The number Hungarian wine successes at the contest shows impressive growth. In 2018, Hungary received only six mentions and only 11 last year. The nearly quadrupling in growth to 39 Hungarian wines winning awards this year is sure to bode well not only for the prestige of Hungarian wines but also for Hungarian wineries looking to sell to an international market.
The two gold-winner Furmints came from Balassa Bor and Royal Tokaji, both from Hungary’s renowned Tokaj region, of 2018 and 2016 vintage, respectively. While Royal Tokaji’s 2016 Oddity Furmint is still available online from some merchants, Balassa Bor’s 2018 Furmint is sold out.
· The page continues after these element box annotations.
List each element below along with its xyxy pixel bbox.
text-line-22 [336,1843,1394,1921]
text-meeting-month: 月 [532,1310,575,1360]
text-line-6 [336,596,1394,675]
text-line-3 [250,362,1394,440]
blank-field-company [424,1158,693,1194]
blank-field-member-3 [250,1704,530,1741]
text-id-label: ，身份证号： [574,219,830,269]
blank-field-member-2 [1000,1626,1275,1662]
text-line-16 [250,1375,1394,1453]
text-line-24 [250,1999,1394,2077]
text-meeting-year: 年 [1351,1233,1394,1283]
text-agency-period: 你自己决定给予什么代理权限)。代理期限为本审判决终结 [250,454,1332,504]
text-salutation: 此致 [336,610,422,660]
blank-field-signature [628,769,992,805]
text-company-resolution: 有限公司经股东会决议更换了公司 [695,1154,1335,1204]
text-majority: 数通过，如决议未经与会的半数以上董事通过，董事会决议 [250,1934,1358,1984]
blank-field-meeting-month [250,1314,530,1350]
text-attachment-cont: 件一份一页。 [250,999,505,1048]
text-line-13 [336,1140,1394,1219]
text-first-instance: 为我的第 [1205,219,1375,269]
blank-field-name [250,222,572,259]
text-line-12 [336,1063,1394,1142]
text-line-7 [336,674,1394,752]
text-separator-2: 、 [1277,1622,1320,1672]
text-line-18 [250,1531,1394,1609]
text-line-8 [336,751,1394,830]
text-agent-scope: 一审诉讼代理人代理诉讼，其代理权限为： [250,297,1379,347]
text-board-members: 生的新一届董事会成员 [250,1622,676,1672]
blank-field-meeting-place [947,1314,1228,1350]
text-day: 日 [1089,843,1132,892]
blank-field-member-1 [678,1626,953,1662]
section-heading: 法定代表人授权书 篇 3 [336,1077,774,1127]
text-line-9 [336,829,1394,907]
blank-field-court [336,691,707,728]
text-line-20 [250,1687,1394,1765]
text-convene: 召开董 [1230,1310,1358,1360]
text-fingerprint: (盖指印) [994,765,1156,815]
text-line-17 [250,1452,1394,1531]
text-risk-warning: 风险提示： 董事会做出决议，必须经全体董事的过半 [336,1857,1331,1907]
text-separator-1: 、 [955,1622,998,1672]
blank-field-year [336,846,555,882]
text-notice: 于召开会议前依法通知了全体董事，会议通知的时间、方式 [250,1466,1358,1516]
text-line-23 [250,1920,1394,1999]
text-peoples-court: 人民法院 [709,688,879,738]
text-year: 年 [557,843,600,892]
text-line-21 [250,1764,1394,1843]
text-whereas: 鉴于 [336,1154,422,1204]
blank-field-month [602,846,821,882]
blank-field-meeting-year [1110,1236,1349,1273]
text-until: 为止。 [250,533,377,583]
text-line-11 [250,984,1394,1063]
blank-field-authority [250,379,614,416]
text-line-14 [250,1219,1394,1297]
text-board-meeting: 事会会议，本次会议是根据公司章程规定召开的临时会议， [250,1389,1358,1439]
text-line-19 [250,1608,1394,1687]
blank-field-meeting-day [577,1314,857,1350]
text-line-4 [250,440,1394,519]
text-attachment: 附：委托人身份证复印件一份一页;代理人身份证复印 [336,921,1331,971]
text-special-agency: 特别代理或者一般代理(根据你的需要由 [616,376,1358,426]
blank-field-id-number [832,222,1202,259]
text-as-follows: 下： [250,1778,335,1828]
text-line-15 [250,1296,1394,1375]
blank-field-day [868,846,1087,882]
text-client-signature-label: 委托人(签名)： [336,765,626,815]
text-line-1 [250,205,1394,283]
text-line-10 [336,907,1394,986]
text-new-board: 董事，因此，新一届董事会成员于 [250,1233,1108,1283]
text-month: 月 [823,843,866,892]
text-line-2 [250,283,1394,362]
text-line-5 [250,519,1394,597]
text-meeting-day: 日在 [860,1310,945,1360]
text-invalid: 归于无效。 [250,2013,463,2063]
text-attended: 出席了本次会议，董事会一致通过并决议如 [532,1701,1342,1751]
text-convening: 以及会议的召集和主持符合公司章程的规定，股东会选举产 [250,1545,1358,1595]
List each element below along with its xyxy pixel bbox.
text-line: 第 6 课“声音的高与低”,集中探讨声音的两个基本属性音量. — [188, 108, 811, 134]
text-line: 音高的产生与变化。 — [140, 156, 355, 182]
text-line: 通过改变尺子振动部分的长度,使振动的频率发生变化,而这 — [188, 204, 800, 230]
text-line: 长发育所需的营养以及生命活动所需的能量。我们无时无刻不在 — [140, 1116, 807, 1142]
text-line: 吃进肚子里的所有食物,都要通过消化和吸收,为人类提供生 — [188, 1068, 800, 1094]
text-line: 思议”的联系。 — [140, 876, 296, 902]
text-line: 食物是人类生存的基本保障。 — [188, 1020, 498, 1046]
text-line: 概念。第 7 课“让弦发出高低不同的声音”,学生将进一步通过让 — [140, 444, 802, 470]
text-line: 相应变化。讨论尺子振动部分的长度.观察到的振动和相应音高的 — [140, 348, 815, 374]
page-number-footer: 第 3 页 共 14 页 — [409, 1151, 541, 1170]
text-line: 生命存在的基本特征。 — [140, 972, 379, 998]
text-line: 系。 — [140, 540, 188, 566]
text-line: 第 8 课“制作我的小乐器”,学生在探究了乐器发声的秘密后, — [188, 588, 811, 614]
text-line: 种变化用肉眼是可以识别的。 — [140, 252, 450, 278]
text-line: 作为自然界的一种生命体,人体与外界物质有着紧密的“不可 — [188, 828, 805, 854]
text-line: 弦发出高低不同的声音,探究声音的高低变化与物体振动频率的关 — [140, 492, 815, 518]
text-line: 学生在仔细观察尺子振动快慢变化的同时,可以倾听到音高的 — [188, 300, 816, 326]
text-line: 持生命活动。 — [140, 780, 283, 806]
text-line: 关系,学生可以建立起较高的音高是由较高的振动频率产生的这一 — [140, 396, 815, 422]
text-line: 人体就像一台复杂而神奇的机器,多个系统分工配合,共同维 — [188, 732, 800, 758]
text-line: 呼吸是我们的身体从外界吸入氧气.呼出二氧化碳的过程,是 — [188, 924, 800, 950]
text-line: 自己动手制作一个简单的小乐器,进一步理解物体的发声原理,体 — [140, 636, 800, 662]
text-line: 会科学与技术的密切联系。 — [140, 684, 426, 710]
Furmint is a white Hungarian wine grape variety that is most widely grown in the Tokaj-Hegyalja wine region where it is used to produce single-varietal dry wines as well as being the principal grape in the better known Tokaji dessert wines.
Much of the merit for this year’s success of Hungarian wines goes to two Hungarians: Monika Gyenes and her son, Zoltán Kopácsi, both residents of Wales who established their Best of Hungary company in 2016 with a clear focus on importing select foods, beverages and other specialty goods from Hungary.
The mother-son team were the ones responsible for nominating most of this year’s Hungarian entries.
Besides the praise, tasters also gave one piece of advice that Hungarian winemakers should perhaps take to heart. The most awarded wines were in the lower price categories — with the two gold winners sell at £13.80 and £10.89 — while those in the higher price brackets had an undesirable trace of oak tainting their taste.
“The higher up in price we went, the use of oak became too much and was extracted, bitter, unbalanced. Our last white was £30, and honestly the first two at £10 give you more,” wrote Elena Serban, taster from Heritage Restaurant.